The company established its own mechanical engineering plant and a forge, operated coal mines and power plant and invested in range of companies in chemical and food processing industry. A branch in Moravská Ostrava was set up in 1906.

Because of health problems Johann Schicht changed, in 1906, the family business into a joint-stock company (members of Schicht family owned 80%). At the moment of Schicht's death in 1907 the concern employed over 1,800 people. Heinrich Schicht, son of Johann, followed as the company's president.
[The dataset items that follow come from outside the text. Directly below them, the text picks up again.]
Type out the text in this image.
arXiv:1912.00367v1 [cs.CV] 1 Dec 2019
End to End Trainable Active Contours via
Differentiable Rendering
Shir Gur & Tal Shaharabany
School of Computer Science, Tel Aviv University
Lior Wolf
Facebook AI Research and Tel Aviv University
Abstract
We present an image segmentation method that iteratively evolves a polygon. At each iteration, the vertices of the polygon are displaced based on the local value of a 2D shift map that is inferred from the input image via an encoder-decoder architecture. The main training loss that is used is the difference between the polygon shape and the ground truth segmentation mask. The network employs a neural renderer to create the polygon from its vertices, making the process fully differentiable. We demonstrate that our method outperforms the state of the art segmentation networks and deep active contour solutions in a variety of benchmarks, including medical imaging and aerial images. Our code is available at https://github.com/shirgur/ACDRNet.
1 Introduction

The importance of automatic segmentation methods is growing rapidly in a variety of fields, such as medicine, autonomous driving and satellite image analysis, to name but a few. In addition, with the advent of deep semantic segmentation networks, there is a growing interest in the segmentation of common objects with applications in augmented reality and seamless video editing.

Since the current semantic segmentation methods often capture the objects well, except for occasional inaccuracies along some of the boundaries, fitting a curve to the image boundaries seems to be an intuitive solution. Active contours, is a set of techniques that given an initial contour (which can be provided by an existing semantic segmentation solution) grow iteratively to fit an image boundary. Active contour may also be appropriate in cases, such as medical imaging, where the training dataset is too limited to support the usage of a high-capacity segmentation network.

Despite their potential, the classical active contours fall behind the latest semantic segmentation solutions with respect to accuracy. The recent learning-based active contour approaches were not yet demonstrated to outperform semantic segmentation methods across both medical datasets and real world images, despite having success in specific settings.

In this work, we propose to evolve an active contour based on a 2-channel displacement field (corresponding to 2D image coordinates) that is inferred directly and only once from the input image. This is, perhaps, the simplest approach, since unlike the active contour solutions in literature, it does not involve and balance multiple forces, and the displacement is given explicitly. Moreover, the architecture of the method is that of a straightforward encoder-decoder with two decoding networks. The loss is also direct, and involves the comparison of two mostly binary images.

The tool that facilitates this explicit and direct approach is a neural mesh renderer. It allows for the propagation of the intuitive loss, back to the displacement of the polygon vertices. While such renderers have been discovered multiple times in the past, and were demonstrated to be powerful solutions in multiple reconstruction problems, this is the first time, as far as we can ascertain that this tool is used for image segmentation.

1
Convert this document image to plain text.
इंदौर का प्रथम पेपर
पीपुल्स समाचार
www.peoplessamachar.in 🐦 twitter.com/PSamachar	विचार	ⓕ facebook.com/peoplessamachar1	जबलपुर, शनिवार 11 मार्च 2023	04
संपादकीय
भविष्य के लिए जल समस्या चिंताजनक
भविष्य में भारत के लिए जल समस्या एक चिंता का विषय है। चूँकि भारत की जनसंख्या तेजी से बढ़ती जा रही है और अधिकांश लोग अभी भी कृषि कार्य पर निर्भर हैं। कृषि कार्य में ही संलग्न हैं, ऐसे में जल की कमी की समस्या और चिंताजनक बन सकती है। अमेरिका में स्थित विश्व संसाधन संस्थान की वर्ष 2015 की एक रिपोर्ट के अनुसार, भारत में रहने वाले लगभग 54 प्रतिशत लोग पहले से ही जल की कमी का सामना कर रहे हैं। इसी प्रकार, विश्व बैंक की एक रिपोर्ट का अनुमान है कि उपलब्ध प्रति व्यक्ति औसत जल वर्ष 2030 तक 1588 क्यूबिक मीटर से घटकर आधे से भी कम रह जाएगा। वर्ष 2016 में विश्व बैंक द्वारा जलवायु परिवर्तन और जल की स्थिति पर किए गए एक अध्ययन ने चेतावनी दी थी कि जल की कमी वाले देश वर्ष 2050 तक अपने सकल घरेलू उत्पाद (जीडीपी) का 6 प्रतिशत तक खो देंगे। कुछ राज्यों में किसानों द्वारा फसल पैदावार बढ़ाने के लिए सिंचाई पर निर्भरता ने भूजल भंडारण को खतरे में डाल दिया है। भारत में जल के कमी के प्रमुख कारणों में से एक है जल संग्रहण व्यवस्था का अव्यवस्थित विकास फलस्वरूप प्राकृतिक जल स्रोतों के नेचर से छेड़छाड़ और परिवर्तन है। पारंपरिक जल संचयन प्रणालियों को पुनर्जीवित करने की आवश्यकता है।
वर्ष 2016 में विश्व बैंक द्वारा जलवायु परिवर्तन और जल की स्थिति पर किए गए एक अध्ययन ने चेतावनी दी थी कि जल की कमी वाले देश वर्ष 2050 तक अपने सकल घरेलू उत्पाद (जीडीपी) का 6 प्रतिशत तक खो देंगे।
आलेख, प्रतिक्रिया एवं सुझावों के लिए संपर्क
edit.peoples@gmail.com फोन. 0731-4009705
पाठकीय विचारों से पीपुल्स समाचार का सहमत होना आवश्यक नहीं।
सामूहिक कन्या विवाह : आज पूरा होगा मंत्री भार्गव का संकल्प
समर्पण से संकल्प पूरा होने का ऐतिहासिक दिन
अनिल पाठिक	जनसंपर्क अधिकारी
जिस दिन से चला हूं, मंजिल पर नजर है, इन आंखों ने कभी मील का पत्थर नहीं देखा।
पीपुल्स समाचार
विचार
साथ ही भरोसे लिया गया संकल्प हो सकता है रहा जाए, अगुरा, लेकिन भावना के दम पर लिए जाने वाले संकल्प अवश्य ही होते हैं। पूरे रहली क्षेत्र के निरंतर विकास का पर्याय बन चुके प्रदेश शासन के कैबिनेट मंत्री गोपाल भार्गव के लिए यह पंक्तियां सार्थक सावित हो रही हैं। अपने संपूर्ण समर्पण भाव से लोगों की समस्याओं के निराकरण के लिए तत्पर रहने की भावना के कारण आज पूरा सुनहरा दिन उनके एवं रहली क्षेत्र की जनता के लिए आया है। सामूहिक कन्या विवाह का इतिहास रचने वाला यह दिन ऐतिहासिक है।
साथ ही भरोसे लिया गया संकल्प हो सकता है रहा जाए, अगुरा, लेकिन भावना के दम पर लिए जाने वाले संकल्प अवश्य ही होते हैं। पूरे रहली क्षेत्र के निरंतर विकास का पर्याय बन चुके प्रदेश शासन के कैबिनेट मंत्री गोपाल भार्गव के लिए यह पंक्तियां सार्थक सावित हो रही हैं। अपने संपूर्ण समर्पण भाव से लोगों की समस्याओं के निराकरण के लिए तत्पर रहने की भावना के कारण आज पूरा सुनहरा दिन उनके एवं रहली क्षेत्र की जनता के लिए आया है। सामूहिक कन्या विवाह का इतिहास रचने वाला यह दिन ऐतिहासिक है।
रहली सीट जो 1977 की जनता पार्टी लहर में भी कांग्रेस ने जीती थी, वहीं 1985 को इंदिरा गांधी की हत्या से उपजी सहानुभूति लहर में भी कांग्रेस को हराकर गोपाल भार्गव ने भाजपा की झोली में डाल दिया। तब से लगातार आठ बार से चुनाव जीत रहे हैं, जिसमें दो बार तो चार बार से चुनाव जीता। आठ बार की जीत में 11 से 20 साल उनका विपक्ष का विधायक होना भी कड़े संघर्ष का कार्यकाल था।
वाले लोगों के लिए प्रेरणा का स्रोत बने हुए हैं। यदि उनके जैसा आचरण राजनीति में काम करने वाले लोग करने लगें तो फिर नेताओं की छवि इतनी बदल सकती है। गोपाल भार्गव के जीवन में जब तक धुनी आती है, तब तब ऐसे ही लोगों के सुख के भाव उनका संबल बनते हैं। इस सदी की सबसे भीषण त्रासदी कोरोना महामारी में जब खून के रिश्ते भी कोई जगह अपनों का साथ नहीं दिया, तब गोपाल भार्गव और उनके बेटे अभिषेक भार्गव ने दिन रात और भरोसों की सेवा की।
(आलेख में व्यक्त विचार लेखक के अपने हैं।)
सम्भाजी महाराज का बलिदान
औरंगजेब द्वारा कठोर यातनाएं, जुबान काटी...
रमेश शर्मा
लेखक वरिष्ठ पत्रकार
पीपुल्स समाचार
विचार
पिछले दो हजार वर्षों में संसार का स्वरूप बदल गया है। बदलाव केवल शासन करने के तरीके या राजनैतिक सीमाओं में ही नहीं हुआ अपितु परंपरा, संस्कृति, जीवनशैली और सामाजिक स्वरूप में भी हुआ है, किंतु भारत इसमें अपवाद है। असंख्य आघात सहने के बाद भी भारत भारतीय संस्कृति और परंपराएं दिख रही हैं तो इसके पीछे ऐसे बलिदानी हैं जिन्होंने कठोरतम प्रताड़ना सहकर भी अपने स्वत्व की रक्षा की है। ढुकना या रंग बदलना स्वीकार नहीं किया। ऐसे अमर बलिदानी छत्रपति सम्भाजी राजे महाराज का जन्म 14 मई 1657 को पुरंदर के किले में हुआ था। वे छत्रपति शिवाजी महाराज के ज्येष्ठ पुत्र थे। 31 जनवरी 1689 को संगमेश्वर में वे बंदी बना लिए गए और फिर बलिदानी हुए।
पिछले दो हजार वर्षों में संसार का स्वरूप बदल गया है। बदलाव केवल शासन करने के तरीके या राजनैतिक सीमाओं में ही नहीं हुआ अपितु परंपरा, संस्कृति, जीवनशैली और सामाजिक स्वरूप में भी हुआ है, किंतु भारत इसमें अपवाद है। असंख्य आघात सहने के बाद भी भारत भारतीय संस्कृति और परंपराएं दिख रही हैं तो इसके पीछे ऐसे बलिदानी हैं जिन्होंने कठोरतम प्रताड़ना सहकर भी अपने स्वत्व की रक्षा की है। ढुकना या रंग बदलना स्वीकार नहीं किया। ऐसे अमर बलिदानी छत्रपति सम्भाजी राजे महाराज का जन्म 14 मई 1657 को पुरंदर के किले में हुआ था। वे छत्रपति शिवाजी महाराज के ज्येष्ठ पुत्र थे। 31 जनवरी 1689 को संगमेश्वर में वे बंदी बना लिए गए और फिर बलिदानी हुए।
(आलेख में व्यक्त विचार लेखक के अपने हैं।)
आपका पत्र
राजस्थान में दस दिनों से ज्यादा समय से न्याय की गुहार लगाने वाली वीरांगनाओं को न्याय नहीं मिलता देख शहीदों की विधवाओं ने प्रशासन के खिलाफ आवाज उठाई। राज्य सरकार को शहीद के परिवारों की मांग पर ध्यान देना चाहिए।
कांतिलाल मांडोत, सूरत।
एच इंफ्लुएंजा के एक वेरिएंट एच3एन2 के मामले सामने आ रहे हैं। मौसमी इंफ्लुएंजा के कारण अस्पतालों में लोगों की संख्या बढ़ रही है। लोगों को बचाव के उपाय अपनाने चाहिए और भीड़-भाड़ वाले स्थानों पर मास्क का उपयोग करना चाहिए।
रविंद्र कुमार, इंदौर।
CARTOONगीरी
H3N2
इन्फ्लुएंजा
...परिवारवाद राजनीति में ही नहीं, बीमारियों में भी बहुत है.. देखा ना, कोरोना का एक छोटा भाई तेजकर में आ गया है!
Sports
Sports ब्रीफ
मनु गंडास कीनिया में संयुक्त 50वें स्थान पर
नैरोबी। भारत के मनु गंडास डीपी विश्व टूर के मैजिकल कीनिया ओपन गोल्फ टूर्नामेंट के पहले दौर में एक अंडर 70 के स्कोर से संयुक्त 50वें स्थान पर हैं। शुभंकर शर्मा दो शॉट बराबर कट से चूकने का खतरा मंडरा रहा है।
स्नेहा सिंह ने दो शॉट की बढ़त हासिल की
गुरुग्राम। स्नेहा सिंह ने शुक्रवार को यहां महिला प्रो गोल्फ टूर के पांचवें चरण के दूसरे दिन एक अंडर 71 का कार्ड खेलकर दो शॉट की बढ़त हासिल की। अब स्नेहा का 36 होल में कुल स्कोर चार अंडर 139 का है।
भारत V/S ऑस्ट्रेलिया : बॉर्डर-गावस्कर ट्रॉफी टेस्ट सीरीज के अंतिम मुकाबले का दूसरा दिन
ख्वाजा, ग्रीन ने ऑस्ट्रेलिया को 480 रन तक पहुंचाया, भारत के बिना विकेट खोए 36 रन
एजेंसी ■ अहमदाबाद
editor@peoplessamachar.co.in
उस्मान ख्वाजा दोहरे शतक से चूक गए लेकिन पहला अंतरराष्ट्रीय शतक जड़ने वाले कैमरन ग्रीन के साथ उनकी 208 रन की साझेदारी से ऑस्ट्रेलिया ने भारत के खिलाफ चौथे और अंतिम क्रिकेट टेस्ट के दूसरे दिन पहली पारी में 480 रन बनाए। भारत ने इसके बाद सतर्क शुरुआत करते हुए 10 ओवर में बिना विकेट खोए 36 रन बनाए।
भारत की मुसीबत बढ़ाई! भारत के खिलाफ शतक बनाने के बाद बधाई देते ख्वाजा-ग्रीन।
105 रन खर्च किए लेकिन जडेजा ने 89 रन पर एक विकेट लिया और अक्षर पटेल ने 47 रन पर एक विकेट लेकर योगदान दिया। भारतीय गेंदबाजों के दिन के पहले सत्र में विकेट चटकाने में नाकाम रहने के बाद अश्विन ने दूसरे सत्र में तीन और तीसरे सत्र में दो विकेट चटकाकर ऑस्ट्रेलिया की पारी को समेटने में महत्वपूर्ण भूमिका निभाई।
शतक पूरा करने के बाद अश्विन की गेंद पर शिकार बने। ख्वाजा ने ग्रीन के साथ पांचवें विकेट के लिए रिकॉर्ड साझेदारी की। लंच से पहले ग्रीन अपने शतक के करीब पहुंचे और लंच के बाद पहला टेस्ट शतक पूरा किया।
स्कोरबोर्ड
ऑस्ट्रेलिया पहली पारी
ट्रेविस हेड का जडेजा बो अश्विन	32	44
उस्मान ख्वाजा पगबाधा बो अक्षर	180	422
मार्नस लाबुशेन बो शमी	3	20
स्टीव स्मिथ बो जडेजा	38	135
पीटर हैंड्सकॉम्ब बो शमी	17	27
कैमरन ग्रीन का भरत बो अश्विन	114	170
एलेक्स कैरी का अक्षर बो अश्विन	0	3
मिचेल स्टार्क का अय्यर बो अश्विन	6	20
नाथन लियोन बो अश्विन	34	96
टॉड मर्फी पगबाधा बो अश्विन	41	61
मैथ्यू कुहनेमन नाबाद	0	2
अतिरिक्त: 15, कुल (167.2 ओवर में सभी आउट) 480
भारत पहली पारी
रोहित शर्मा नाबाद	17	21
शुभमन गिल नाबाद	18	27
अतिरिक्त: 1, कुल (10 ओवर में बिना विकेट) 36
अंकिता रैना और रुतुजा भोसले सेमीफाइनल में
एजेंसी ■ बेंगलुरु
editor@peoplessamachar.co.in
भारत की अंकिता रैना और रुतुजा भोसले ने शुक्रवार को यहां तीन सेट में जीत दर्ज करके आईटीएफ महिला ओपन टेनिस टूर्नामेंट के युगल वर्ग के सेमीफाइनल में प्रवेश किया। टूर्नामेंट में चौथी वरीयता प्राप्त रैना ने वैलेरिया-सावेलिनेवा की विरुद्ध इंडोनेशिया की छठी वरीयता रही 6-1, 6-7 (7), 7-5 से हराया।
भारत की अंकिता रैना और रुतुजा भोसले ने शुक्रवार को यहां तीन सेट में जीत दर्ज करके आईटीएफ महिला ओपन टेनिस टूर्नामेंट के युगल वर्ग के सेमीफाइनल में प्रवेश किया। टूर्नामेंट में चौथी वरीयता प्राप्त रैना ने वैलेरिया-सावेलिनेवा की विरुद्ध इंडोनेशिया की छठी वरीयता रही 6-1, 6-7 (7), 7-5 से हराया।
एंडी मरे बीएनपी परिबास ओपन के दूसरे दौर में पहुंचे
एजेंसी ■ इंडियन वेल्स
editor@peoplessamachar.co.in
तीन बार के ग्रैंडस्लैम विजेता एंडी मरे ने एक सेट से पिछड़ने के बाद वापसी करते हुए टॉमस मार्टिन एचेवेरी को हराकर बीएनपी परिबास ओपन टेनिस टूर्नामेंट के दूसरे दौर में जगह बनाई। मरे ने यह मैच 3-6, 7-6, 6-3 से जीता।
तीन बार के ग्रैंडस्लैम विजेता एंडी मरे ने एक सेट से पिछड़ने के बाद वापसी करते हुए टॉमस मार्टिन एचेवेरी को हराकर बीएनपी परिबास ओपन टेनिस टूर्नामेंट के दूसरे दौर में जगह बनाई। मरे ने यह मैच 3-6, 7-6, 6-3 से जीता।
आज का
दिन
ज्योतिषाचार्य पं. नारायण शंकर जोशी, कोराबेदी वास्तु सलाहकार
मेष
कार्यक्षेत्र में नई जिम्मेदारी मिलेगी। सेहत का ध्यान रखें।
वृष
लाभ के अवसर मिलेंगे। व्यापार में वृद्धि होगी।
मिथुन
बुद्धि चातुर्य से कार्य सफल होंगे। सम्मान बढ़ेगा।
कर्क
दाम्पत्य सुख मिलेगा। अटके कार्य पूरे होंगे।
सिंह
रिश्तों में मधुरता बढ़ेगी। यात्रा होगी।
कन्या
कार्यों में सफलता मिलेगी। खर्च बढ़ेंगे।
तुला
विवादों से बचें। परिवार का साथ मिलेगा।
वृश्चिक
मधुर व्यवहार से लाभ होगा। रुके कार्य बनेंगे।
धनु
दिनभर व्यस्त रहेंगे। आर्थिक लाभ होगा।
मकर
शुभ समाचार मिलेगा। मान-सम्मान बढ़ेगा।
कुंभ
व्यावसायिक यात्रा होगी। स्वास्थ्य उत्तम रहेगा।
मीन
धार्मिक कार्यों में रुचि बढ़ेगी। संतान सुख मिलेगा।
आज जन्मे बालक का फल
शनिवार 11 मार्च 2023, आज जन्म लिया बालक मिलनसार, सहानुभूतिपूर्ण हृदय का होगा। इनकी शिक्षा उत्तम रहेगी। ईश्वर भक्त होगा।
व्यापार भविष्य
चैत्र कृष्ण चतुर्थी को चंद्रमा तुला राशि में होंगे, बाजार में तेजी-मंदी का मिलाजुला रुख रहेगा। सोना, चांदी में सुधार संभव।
Johann Schicht was an active member of many commercial and cultural clubs and associations. In 1898 he was awarded with the title of Imperial Councilor for his contribution to the development of industry in Austria-Hungary. Schicht had been compared to other Czech industrialists Tomáš Baťa and Emil Škoda; like them he tried to build a large integrated business empire, provided extensive social care for the employees and used modern technology, management and marketing to stay ahead of competition.